Sanıklar müdafilerinin temyizleri üzerine Yargıtay 3. Ceza Dairesince 14.03.2013 gün ve 5426-10412 sayı ile;
“Eylemin iddianamede belirlenen niteliğine, uygulaması öngörülen yasa maddelerine, mahkemece kurulan hükme göre, temyiz inceleme görevinin 4. Ceza Dairesine ait olduğu,”

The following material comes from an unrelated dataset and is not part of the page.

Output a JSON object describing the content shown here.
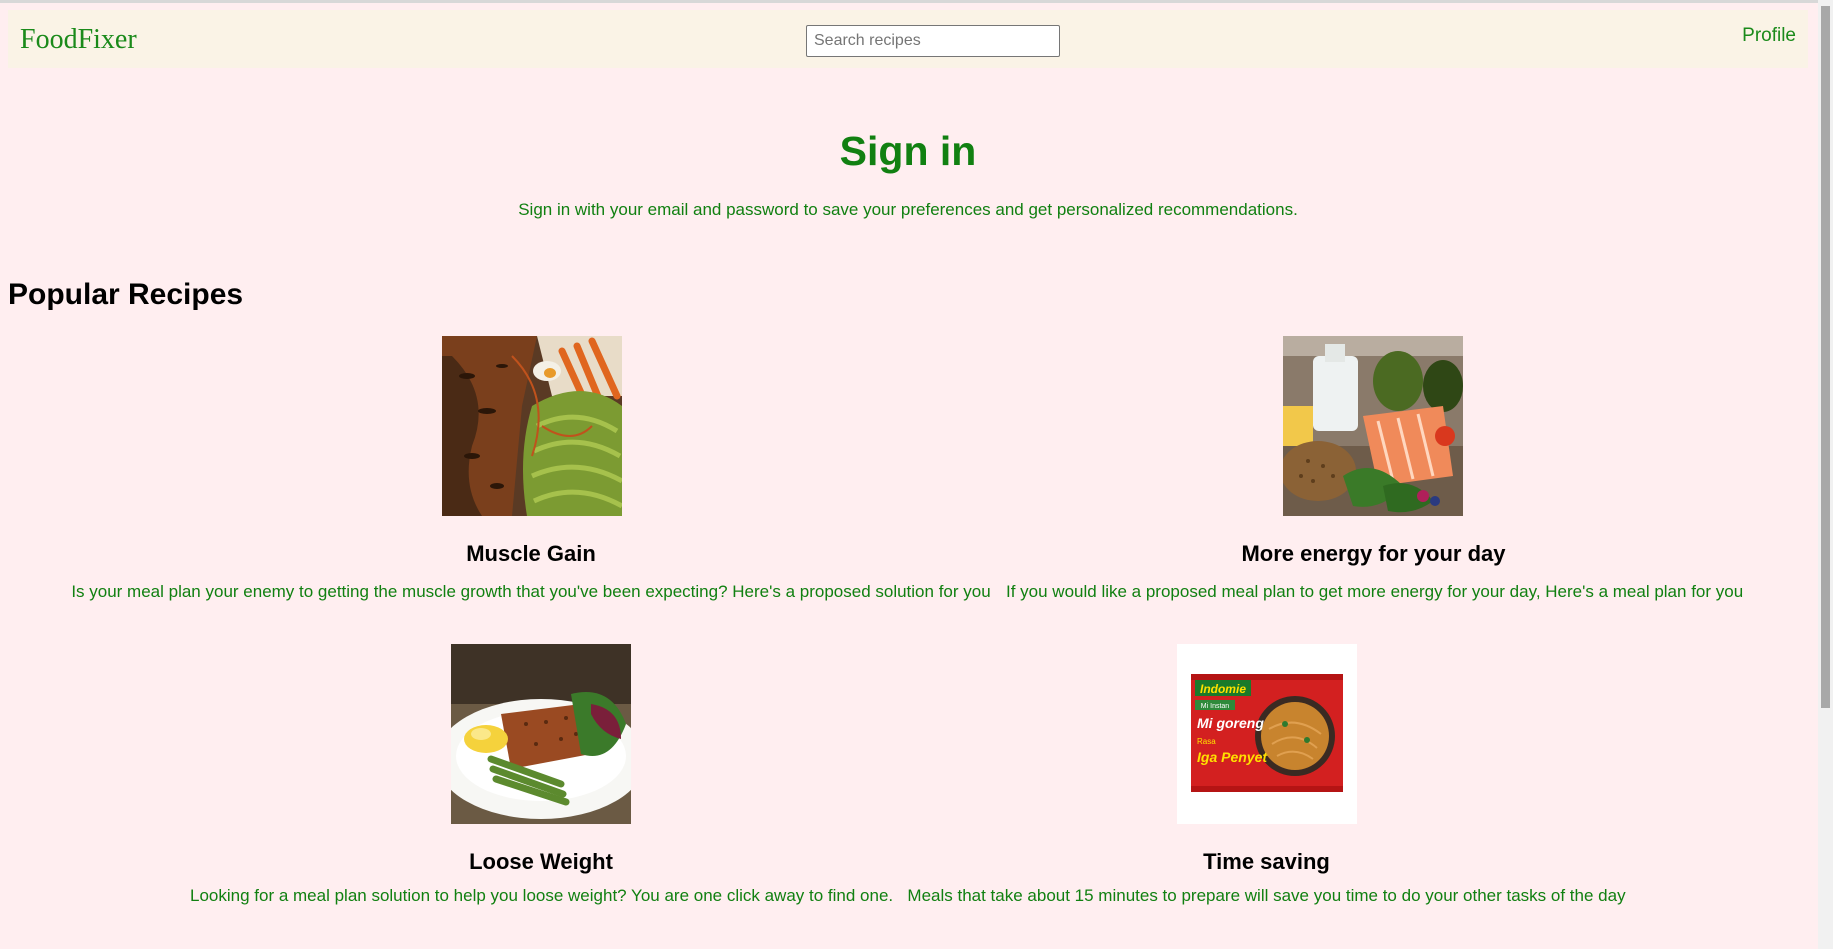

Yargıtay 4. Ceza Dairesince de 26.09.2013 gün ve 13403-23784 sayı ile;
“Sanık … hakkında iddianamede açıklanan yüzde sabit iz bırakacak şekilde yaralama eylemine ilişkin cezanın, TCK’nın 87/1-son cümlesi gereğince, ‘beş yıldan az olamaz’ şeklinde düzenlenmesi karşısında; Yargıtay Yasasının 14. maddesine, Yargıtay Büyük Genel Kurulu kararına, temyizin kapsamına göre işin incelenmesinin Yüksek 3. Ceza Dairesinin görevine girdiği,”

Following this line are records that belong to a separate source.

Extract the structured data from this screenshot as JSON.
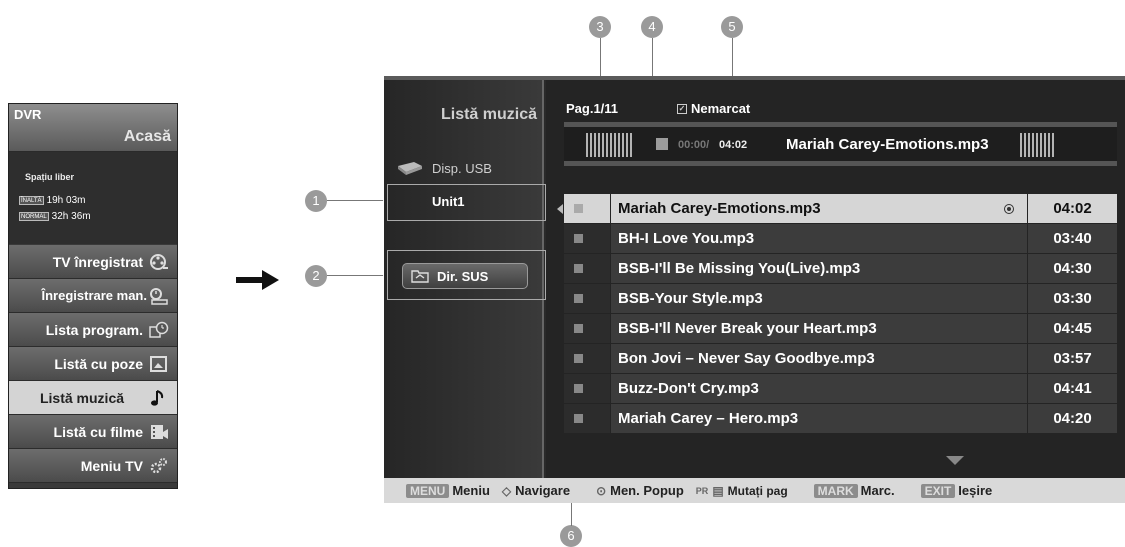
{
  "dvr_menu": {
    "title": "DVR",
    "home": "Acasă",
    "free_space_label": "Spațiu liber",
    "high_quality_badge": "ÎNALTĂ",
    "high_quality_time": "19h 03m",
    "normal_quality_badge": "NORMAL",
    "normal_quality_time": "32h 36m",
    "items": [
      {
        "label": "TV înregistrat",
        "icon": "film-reel-icon"
      },
      {
        "label": "Înregistrare man.",
        "icon": "manual-record-icon"
      },
      {
        "label": "Lista program.",
        "icon": "schedule-clock-icon"
      },
      {
        "label": "Listă cu poze",
        "icon": "photo-icon"
      },
      {
        "label": "Listă muzică",
        "icon": "music-note-icon",
        "selected": true
      },
      {
        "label": "Listă cu filme",
        "icon": "movie-icon"
      },
      {
        "label": "Meniu TV",
        "icon": "gears-icon"
      }
    ]
  },
  "callouts": [
    "1",
    "2",
    "3",
    "4",
    "5",
    "6"
  ],
  "screen": {
    "title": "Listă muzică",
    "device_label": "Disp. USB",
    "unit_label": "Unit1",
    "dir_up_label": "Dir. SUS",
    "page_label": "Pag.1/11",
    "unmarked_label": "Nemarcat",
    "player": {
      "elapsed": "00:00/",
      "total": "04:02",
      "now_playing": "Mariah Carey-Emotions.mp3"
    },
    "tracks": [
      {
        "name": "Mariah Carey-Emotions.mp3",
        "time": "04:02",
        "active": true
      },
      {
        "name": "BH-I Love You.mp3",
        "time": "03:40"
      },
      {
        "name": "BSB-I'll Be Missing You(Live).mp3",
        "time": "04:30"
      },
      {
        "name": "BSB-Your Style.mp3",
        "time": "03:30"
      },
      {
        "name": "BSB-I'll Never Break your Heart.mp3",
        "time": "04:45"
      },
      {
        "name": "Bon Jovi – Never Say Goodbye.mp3",
        "time": "03:57"
      },
      {
        "name": "Buzz-Don't Cry.mp3",
        "time": "04:41"
      },
      {
        "name": "Mariah Carey – Hero.mp3",
        "time": "04:20"
      }
    ],
    "bottom_bar": {
      "menu_key": "MENU",
      "menu_label": "Meniu",
      "nav_label": "Navigare",
      "popup_label": "Men. Popup",
      "page_key": "PR",
      "page_label": "Mutați pag",
      "mark_key": "MARK",
      "mark_label": "Marc.",
      "exit_key": "EXIT",
      "exit_label": "Ieșire"
    }
  },
  "colors": {
    "menu_bg": "#4b4b4b",
    "selected_bg": "#d4d4d4",
    "screen_bg": "#242424",
    "callout": "#9a9a9a"
  }
}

Gerekçesiyle karşılıklı görevsizlik kararları verilmiştir.
Oluşan olumsuz görev uyuşmazlığının çözülmesi için Yargıtay Birinci Başkanlığına gönderilen dosya, Ceza Daireleri Başkanlar Kurulu tarafından değerlendirilmiş ve açıklanan gerekçelerle karara bağlanmıştır.
TÜRK MİLLETİ ADINA
CEZA DAİRELERİ BAŞKANLAR KURULU KARARI
Yargıtay 3 ve 4. Ceza Daireleri arasında oluşan ve çözülmesi gereken uyuşmazlık, kasten yaralama, silahla tehdit, hakaret, mala zarar verme suçlarından açılan kamu davasının yapılan yargılaması neticesinde verilen hükümlerin temyiz incelemesinin hangi Özel Dairece yapılması gerektiğinin belirlenmesine ilişkindir.

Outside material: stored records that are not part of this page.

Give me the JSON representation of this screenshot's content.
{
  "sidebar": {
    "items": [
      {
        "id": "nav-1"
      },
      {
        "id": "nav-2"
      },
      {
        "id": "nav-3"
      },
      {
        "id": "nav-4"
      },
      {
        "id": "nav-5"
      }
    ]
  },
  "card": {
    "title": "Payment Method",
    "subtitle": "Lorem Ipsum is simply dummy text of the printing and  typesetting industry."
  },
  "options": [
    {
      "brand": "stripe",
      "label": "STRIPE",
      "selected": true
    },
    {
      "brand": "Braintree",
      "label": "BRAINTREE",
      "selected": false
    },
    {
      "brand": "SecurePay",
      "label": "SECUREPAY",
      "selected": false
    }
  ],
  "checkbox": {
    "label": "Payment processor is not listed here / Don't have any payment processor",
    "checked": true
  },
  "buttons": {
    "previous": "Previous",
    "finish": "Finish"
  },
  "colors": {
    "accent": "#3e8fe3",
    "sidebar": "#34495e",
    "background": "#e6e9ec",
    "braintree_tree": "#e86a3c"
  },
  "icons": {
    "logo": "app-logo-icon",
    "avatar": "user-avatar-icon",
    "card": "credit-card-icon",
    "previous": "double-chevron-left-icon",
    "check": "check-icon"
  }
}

İncelenen dosya kapsamından;
Denizli Cumhuriyet Başsavcılığınca sanıklar hakkında düzenlenen iddianamede suç adlarının kasten yaralama, silahla tehdit, hakaret ve mala zarar verme; sevk maddelerinin de TCK’nun 86/1, 106/2, 125/1, 125/4, 151/1. maddeleri olarak gösterilip, fiilin; “şüphelilerin kullandıkları araçlarla seyir halinde iken trafik meselesi yüzünden aralarında çıkan tartışma sırasında birbirlerine karşı el kol hareketi yaparak hakaret ettikleri, bunun üzerine şüpheli İsmail’in motosiklet ile diğer şüphelinin aracını takip edip durduğu ışıkta yanına yaklaştığı, Abdullah’ın elde edilemeyen bıçağı gösterip, ‘gel pezevenk’ diyerek tehdit ve hakaret ettiği, İsmail’in, Abdullah’ın aracına tekme atarak dikiz aynasını kırıp hareket ettiği ve arkasından Abdullah’ın, İsmail’in aracına arka kısmından kasten çarpmak suretiyle devirdiği, şüpheli İsmail’in basit tıbbi müdahale ile giderilemeyecek şekilde yaralandığı ve motosikletin zarar gördüğü” şeklinde anlatıldığı anlaşılmaktadır.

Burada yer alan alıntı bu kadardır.